「HANG UP THE PHONE」を語る
山犬
私は、先日、CHAGE&ASKAを小学生時代から結構聴いていたという知人から
「『HANG UP THE PHONE』っていう楽曲のオリジナルってどのアルバムに入ってるんですか?」
と訊ねられた。私も、ある程度は、どの楽曲がどのアルバムに入っているか知っているつもりだったし、「HANG UP THE PHONE」も知っているのだが、どういうわけか思い出せなかった。
そして、続けて言われた言葉に私は、衝撃を受けた。
「MTVのライブ盤で聴いて、すごく印象に残ってるんですけど、これが入っているオリジナルアルバムが分からないんですよ」
それは、まさに私と全く同じ感覚だったからである。
家に帰って探してみると、「HANG UP THE PHONE」が入っているのは、ミリオンセラーとなった大ヒットアルバム『GUYS』の5曲目としてだった。
『GUYS』の中では「GUYS」や「if」「CRIMSON」「今日は…こんなに元気です」「no no darlin’」「世界にMerry X’mas」といった個性の強い楽曲群の陰に隠れている感がある。
断っておくが「HANG UP THE PHONE」が名曲でなかったという意味では決してない。むしろ、それ以上に強い印象や美しい旋律を持つ楽曲が揃っていたと言った方がいいだろう。
単体で聴けば、名曲ということが明らかになるが、名曲揃いの『GUYS』というアルバムの中では、少なくとも私にとって、強い光を放つ楽曲と感じ得なかったのも事実である。
だから、『GUYS』の発売当時、この楽曲をお気に入りとして挙げている人々の気持ちを私は分かっておらず、それがどんな楽曲だったかさえ脳裏からすっかり消えてしまっていたのだ。
そのため、私は、CHAGE&ASKAが『MTV UNPLUGGED LIVE』で「HANG UP THE PHONE」を披露したとき、この楽曲は新曲なのだと勘違いしてしまった。既に発表されていた楽曲だったのを知ったのは、『MTV UNPLUGGED LIVE』のCDを買ってかなりたってからだった。『GUYS』は既に持っていたというのに、である。
まず、アレンジがまるで別の楽曲のように異なっていた。アコースティックギターを前面に押し出し、それでありながらロックを感じさせる歌声。随所に見せる迫力ある太い声とASKAが間奏で出す7色の声が楽曲に強い光を与えていた。
『GUYS』バージョンがトランペットやサックス、トロンボーンの音色とCHAGE&ASKAの歌声の掛け合いであったとするならば、『MTV』バージョンは、CHAGE&ASKAの声の表現力を一層輝かせるためのアコースティックギターによる補助といったところである。

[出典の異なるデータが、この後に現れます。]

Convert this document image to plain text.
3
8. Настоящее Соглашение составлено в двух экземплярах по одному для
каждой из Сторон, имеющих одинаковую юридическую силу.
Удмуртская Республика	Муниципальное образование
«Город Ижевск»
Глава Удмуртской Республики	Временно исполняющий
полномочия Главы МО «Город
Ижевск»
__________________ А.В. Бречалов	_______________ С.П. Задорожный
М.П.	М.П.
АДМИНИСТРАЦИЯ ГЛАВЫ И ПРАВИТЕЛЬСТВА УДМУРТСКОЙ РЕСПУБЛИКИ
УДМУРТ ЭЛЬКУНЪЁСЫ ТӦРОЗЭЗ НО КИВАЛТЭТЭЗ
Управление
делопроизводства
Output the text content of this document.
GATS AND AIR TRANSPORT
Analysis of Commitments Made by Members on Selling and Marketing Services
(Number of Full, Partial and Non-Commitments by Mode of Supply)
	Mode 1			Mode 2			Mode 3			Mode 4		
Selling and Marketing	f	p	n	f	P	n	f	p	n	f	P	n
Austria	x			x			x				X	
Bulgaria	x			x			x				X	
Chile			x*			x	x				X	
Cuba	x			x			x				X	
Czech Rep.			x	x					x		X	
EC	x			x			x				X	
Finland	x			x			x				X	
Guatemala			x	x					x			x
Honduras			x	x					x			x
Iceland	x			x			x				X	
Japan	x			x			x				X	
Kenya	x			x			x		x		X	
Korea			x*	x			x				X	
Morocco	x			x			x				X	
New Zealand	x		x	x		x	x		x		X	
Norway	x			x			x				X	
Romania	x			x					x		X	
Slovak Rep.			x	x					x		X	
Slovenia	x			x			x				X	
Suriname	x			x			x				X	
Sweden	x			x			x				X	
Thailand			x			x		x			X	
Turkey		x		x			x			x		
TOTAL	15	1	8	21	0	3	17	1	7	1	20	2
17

そして、『MTV』でCHAGE&ASKAは、最後に「HANG UP THE PHONEU」というスローバージョンを披露する。つまり、この楽曲がライブの最初と最後という重要な位置に存在しているわけだが、ライブを通して聴くと、まるでCHAGE&ASKAがライブを通して我々にずっと電話を掛けていたかのような錯覚にとらわれる。最後は、スローバージョンになっている構成自体が楽曲の中の疲れ果ててしまった呼び出し音とオーバーラップするのである。
この楽曲の主人公の男性は、疲れて帰宅した夜中の2時に、女性へ電話をかける。しかし、呼び出し音は、いつまでも鳴り響くだけで、一向に電話に出る気配はない。彼女は、遊びに行ったのか、留守なのである。男性は、電話を切らずにずっとずっと呼び出し続ける。そうすれば、たとえ深い眠りに就いていたとしても、いつかは起きてくれるはずなのだ。
しかし、彼女は、電話に出ない。あきらめて眠りに就こうとした男性の脳裏には、彼女に対する確信に近い疑惑しか残らなくなっていて、翌日に彼女がするであろう言い訳まで想像できてしまうのだった。
男性の心は、呼び出し音の長さに比例して離れて行き、もっと早く別れておけばよかったとさえ思ってしまうのだ。それでも、なかなか電話を切れない未練の残る感情が2人の激しくやるせない歌声で見えてくる。
アンプラグド・ライブで「HANG UP THE PHONE」を聴いていると、まるでライブがこの楽曲を世に送り出すために存在したかのような錯覚さえ持たせてくるのである。
つまり、私は、アンプラグド・ライブによって、この楽曲が極めてライブで想像以上の力を持つ楽曲であったことに気づいてしまったのである。
この楽曲には25周年のライブ『two−five』でまたしても衝撃を受けることになる。私は、『MTV UNPLUGGED LIVE』バージョンにひかれていたのだが、CHAGE&ASKAは、『two−five』でオリジナルに近いアレンジで披露し、それがまた心に響くアレンジになっているのである。ということは、『GUYS』バージョンであっても、ライブで披露すれば、この楽曲は、アルバムの中の1曲という枠を遥かに超える力を持って、我々に迫ってくる。
そうであるならば、「HANG UP THE PHONE」は、常にライブを活動の基本線としてきたCHAGE&ASKAを象徴する楽曲と言うこともできるのである。